D’altronde, PPP è l’intellettuale che critica e polemizza, è l’anticonformista per eccellenza. Non è più l’intellettuale organico gramsciano che deve agire per la diffusione delle idee del comunismo.
Non lo è perché dal partito lo hanno estromesso, ed è per questo che vuole definirsi come un intellettuale disorganico. Un intellettuale che non rispetta le regole, le cui forze razionali perderanno sempre contro la società che lo rigetta. Nasce così attorno alla sua figura l’aura dell’intellettuale pessimista e polemista. Non gli resta che accettare di vivere stoicamente in questo universo non più contadino, in cui “i contadini non vivevano l’età dell’oro, ma del pane” appunta l’autore negli Scritti corsari, in una lettera aperta a Calvino. Erano consumatori di beni necessari, non di beni superflui come negli anni Sessanta, che rendono la vita stessa superflua. Pasolini respinge l’omologazione e lo urla velatamente con la propria arte.

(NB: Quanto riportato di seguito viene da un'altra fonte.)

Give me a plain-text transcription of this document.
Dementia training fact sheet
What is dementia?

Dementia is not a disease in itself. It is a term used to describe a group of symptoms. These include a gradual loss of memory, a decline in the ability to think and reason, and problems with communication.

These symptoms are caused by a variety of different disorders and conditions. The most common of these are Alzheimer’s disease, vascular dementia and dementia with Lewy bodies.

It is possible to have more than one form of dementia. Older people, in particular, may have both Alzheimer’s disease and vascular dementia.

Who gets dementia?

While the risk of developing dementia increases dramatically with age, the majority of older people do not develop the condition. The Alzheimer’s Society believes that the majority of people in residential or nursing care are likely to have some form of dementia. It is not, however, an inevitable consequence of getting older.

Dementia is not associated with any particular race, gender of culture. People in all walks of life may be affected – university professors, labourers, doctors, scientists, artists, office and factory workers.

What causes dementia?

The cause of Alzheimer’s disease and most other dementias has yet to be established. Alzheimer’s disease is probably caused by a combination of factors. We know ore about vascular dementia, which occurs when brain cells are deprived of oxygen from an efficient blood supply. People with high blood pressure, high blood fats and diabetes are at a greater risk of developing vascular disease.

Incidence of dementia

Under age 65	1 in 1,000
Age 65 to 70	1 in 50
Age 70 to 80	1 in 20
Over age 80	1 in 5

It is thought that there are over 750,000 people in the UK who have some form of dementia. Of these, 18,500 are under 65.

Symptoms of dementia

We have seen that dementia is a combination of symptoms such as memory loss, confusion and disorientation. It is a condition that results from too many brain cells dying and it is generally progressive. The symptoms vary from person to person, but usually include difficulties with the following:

Un’arte che utilizza anche per narrare sé stesso e mostrare il proprio dissenso. E’ interessante, infatti, vedere come pone nelle sue opere, sia letterarie sia cinematografiche, un elemento comune: la componente autobiografica, piuttosto narcisistica e scandalistica. Parla degli altri per parlare di sé stesso, come in Edipo Re, in cui, chiaramente, il trovatello della prima scena è lo stesso Pasolini che mostra il proprio complesso di Edipo. Il dissenso è narrato, invece, attraverso delle forme di eros condannate dalla società borghese, perché evidentemente ama scandalizzarla e ha capito come fare.
Prendete Comizi d’amore, documentario girato nel 1963: cosa c’è di più scandalistico di chiedere a un anziano padre, contadino delle campagne emiliane, questioni riguardanti il sesso davanti alla moglie e alla figlia? Le risposte suscitano ilarità, ma la volontà provocatoria del regista provoca fascino e attrazione in chi guarda. E’ per questo motivo che le opere di Pasolini attraggono, forse proprio per lo sconcerto che provocano, se contestualizzate nel periodo in cui sono prodotte.
Il suo stoicismo unito al narcisismo personale fanno delle opere pasoliniane il suo autoritratto, ed è tutto ciò che di questo immenso autore ci resta. L’emarginazione dei suoi personaggi è la sua stessa emarginazione in quella società consumistica che non lo rappresenta, e da cui lui si discosta.

Se si ammira Pasolini, per una ragione o per un’altra, si fatica a non ammirare anche le sue opere perché sono chiaramente lo specchio del suo animo turbato. E gli animi turbati, gli emarginati, gli intellettuali disorganici sono quelli che, forse più di altri, vivono la vita con una spiccata dose di sensibilità e sanno raccontare ciò che non tutti vedono.

Ricordiamo Pasolini il cinque marzo, ma non dimentichiamolo mai perché è raro. Proprio come uno di quei fiori che sbocciano tra le insenature delle strade asfaltate: sono rari, purtroppo nati nel posto sbagliato, e per questo prima o poi sono destinati a essere estirpati da qualcosa di più forte. Da chi non conosce l’amore per l’arte e la bellezza.